Pete: Yeah, but small. A few thousand. We always try to keep the work collectible. In my opinion, big figures bring big problems. So you try to narrow it down. When you see somebody getting out of hand, you sort of curtail it.
CA: Do you make more money on your own betting?
Pete: No, on the commission.
CA: Because that's guaranteed. If you have a balanced book all year, then you're ahead?
Pete: Absolutely, but you do make money when the customers are just unlucky.
CA: What sources do you read to stay up with things?
Pete: We don't read anything. We don't read the newspaper or who anybody likes. We read the line, that's the most important thing. I have one guy who's a major handicapper. He's bet about 50 bucks a game for eight years, and he hasn't won in six. He hasn't had a winning season with us.
CA: When I turn on cable television late at night near the weekend, there are more 800 numbers than you can count.
Pete: It's not free.
CA: But every week they come on and say, "I had 10 picks last Saturday, nine winners two weeks ago, for the year I'm 27 for 30. For $20 I'll give you a guaranteed winner, I've got a sure bet, it's my pick of the year."
Pete: They do have a sure bet, and I'll tell you what the sure bet is. The sure bet is when you lose, you can call them up and they give you another bet. So when you call the numbers, they give you the small pick. They say, "We like this game very much--93 percent rating. However, if you give us the $50, we'll give you the major release that nobody knows about." What are you going to do, take the small play or take the big, big guarantee? The guarantee only means that if it loses, they'll give you another game. They never refund the money.
CA: Do these guys get a lot of money?
Pete: Absolutely. And it's good for the business; they stimulate business.
CA: Is there anyone who audits their representations on TV? When the guy says, "Last week I had nine out of 10," all right, who's to know, except the guy that bet with him last week who lost his money?
Pete: There's certain handicappers who really document their performance. But most handicappers don't. There's a fellow in the South who's pretty authentic. He documents his thing.
CA: Are there any star pickers?
Pete: No, no. You have to have a 61 percent average to be a winner. That's just above the breaking point. I mean, they'll have their days.
CA: Pete, in closing, is there any advice that you would offer to a Cigar Aficionado reader, in terms of how to manage his betting strategy? Is there any advice in terms of how to minimize your risk and maximize your return?

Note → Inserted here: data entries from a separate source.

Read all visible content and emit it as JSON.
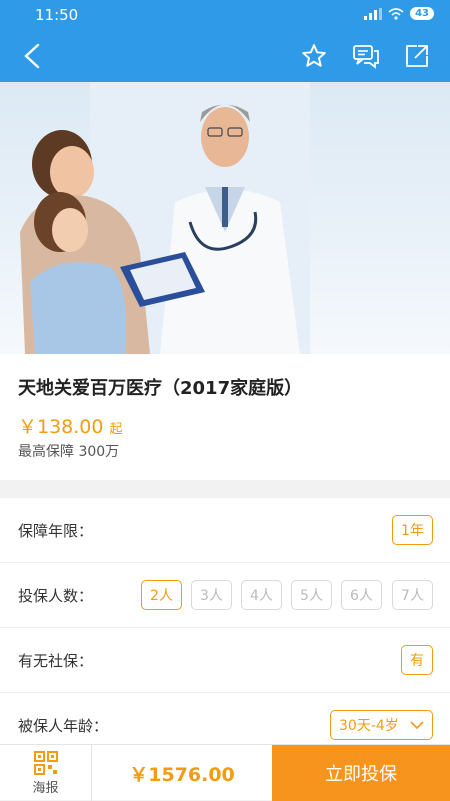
{
  "status_bar": {
    "time": "11:50",
    "battery": "43"
  },
  "header": {
    "back_icon": "back-arrow-icon",
    "icons": [
      "star-icon",
      "message-icon",
      "share-icon"
    ]
  },
  "product": {
    "title": "天地关爱百万医疗（2017家庭版）",
    "price": "￥138.00",
    "price_suffix": "起",
    "coverage": "最高保障 300万"
  },
  "options": {
    "term": {
      "label": "保障年限：",
      "value": "1年"
    },
    "people": {
      "label": "投保人数：",
      "choices": [
        "2人",
        "3人",
        "4人",
        "5人",
        "6人",
        "7人"
      ],
      "selected": "2人"
    },
    "social": {
      "label": "有无社保：",
      "value": "有"
    },
    "age": {
      "label": "被保人年龄：",
      "value": "30天-4岁"
    }
  },
  "bottom_bar": {
    "poster_label": "海报",
    "total": "￥1576.00",
    "buy_label": "立即投保"
  },
  "colors": {
    "primary": "#2f9be8",
    "accent": "#f39c12",
    "buy": "#f7941d"
  }
}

Pete: Well, in my opinion, there's nothing like sitting back, having a great cigar, a nice Scotch or a nice brandy, turning on the TV, and betting modestly on your team. As far as money management, I can tell you, "Don't press your bets." If you're betting a few hundred, don't bet a few thousand. I mean, if you really like a game, go ahead, but be consistent in your wagering and you'll run into some good luck and some bad luck.
CA: I have personally experienced streaks, where sometimes you can't lose and often you can't win.
Pete: It's called a zone. It's what the players get into when they shoot the basketball. Everything goes right. You could flip a coin and call it 10 times. The flip side of it is sometimes you could never pick a winner. It's unpredictable. A lot of people don't believe in streaks, or zones, but they exist.
CA: Well, this Sunday, when I sit in front of my TV, I'm going to light up a cigar in your honor.
Pete: I would appreciate that, and I'll be doing the same, and I hope we have the same teams.